‘We Can Do This!’
Author highlights local women who built this city
By Jessica Laskey
The future may be female, but author Christine Hunter is here to remind us so was the past.
Hunter’s new book, “We Can Do This! Sacramento’s Trailblazing Political Women and the Community They Shaped,” released last year, profiles dozens of women who led Sacramento from the 1970s into the 2000s.
The names are locally renowned: Anne Rudin, the city’s first elected female mayor; Kim Mueller, former City Council member and now a federal judge; and Lauren Hammond, the first Black woman elected to the City Council.
Proceeds from the book’s sales benefit the Anne Rudin Scholarship Fund administered by the League of Women Voters of Sacramento. The fund helps young women pursue higher education in public administration and public policy.
“I’d like to inspire younger women to see the possibilities in a positive light for being active in government,” says Hunter, a trailblazer in community relations. “I want these young women to see whose shoulders we stand on and what they had to overcome—impediments to freedom in the ’50s, ’60s and ’70s like not being allowed to have credit on their own, having to co-sign contracts with a man and endless other ways women were disappeared.”
In a series of interviews, Hunter examines what these local women went through to gain footholds—sometimes literally. The cover, painted by Hunter’s great-granddaughter Jasmine Moffett from a photo in the book, depicts Mueller holding a pair of shoes with holes in the soles from countless miles walked during her 1987 City Council campaign.
Hunter traveled countless miles, literally and figuratively, to create her book. The Yuba City native was exposed to politics early when her mother served as president of the League of Women Voters in the late 1950s.
A shy, artistic girl, Hunter attended California College of Arts and Crafts and earned her master’s in printmaking at Sacramento State. Her dream was to be a college art instructor, but when Proposition 13 passed in 1978 and stripped schools of arts funds, she fought an uphill battle to remain employed.
While her white male counterparts landed full-time teaching positions, she struggled to string part-time jobs together.
She was “hurt and disappointed,” but Hunter threw her energy into the newly founded Environmental Council of Sacramento. She found her voice as a volunteer lobbyist and spokesperson for the group and was appointed to the Sacramento Planning Commission, which launched her new career.
While on the commission and later as a consultant, she worked to bring Sacramento’s 18-mile light rail starter line into existence.
In what Hunter calls “the heyday” of the late 1970s and early 1980s, she met many fascinating women through her involvement with organizations such as the economic council, American Association of University Women and American Lung Association.
When some of these older intrepid female leaders began to die, Hunter realized something had to be done to preserve their stories.
“There’s not much ink given to women in terms of writing history,” the Arden Arcade resident says. “I wanted to do it.”
Next came a five-year process of interviews, writing and research to capture the stories of Rudin, Lynn Robie, Illa Collin and others, including former mayor Heather Fargo, who wrote the last chapter.
“Having Heather write the final chapter helped it come full circle,” Hunter says. “It communicates to younger women considering being active in local government, ‘Here are resources.

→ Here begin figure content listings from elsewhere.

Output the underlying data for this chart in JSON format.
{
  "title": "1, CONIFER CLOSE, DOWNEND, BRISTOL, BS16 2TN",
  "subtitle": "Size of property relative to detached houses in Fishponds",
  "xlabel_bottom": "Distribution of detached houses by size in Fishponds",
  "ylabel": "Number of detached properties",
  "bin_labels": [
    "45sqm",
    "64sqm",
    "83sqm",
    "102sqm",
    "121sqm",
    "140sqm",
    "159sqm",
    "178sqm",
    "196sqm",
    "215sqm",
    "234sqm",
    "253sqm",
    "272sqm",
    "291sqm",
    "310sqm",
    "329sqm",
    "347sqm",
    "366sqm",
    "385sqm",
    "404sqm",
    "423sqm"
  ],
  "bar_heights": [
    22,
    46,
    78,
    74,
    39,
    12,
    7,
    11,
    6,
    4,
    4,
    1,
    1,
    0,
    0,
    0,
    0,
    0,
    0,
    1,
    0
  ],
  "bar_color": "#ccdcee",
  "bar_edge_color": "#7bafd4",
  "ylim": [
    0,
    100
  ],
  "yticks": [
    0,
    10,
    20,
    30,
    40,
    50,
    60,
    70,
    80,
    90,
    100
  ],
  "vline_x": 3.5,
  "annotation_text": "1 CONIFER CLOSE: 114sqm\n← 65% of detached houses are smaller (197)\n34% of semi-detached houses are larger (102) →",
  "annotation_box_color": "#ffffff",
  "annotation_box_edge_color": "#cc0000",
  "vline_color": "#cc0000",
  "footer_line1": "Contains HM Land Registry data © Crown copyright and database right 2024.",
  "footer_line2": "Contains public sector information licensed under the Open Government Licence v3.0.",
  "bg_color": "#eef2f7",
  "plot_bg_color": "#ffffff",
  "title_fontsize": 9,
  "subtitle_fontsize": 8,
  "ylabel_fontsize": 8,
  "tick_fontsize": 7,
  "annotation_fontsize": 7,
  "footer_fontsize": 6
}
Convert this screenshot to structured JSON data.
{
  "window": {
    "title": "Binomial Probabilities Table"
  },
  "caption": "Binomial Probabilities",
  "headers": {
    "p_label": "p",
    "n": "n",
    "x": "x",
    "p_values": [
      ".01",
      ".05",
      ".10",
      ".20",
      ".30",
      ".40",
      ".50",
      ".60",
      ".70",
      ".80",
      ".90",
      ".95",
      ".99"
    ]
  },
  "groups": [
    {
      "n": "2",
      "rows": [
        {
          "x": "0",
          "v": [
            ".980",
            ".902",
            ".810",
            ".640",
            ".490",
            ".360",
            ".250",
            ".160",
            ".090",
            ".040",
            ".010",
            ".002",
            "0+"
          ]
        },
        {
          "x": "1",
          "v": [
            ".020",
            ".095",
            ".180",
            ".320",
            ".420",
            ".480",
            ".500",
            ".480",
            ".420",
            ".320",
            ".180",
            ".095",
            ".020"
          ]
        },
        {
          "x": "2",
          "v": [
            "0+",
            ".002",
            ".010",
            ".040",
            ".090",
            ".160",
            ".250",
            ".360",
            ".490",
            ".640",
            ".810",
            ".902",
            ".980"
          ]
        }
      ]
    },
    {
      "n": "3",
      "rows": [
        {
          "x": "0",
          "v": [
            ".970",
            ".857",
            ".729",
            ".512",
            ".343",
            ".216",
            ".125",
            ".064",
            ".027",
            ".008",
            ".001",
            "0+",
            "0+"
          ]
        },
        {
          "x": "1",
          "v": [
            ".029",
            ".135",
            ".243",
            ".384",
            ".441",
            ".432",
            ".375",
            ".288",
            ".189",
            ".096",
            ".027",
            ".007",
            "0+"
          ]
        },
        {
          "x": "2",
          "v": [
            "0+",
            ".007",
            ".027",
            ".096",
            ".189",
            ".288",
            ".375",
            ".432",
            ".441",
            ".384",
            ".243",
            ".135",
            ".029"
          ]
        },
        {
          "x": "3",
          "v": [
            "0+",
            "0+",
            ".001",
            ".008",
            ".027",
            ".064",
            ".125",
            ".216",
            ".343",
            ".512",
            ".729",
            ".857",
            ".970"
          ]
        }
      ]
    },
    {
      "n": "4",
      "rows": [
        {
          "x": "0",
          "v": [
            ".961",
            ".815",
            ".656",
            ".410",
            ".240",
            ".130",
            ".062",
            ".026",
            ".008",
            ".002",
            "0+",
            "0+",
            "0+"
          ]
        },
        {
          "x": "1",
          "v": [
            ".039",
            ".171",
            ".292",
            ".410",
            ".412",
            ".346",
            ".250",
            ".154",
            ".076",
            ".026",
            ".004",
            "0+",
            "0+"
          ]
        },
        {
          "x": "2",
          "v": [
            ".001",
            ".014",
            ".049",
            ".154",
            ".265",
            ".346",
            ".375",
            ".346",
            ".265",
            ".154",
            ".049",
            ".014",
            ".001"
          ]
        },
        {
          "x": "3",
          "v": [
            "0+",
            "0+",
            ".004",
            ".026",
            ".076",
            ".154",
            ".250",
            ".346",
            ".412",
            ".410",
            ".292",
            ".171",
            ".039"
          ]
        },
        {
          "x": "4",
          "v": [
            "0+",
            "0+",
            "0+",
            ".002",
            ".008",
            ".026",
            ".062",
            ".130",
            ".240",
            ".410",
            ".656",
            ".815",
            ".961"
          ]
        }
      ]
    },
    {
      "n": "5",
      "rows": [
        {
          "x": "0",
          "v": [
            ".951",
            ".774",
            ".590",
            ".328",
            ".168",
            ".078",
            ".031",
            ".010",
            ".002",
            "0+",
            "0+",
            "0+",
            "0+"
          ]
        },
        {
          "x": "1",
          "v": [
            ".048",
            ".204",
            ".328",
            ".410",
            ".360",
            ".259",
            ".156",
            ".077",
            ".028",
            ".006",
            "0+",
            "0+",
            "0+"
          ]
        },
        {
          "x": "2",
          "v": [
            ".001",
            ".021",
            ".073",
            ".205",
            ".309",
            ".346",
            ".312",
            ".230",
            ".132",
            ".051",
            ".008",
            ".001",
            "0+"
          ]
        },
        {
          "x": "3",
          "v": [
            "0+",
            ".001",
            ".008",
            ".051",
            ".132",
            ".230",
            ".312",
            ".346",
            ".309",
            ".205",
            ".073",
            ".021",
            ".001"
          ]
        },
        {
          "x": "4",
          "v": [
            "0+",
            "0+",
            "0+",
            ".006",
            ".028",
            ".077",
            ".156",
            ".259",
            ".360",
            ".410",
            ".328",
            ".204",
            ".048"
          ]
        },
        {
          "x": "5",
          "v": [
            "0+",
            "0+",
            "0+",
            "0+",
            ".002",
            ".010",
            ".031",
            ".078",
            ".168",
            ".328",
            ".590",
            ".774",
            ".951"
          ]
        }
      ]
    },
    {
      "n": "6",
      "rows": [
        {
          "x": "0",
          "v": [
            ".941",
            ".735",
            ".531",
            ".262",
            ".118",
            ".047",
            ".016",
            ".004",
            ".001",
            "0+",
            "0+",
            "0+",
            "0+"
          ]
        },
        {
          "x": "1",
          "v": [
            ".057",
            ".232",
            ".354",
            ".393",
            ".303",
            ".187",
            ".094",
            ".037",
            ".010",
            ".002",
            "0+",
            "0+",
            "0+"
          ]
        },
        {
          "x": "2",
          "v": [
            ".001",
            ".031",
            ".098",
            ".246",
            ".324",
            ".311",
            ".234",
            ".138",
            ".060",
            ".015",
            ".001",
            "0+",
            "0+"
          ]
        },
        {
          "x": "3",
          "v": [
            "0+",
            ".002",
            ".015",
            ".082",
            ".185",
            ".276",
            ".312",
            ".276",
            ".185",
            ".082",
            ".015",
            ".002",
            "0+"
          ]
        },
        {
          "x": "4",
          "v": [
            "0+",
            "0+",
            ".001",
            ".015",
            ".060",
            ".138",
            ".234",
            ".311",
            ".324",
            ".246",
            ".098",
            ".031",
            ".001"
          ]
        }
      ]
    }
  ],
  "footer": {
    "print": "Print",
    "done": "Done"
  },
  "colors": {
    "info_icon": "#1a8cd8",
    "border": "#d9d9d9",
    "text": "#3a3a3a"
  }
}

Get on planning commissions, local planning boards and committees and work your way up and see if you’re suited for this.’”
To make the book accessible, Hunter has arranged to have copies available through the Sacramento Public Library, Los Rios Community College District and Sacramento County Office of Education, which placed 60 copies in local high school libraries for the next generation of trailblazing women to savor.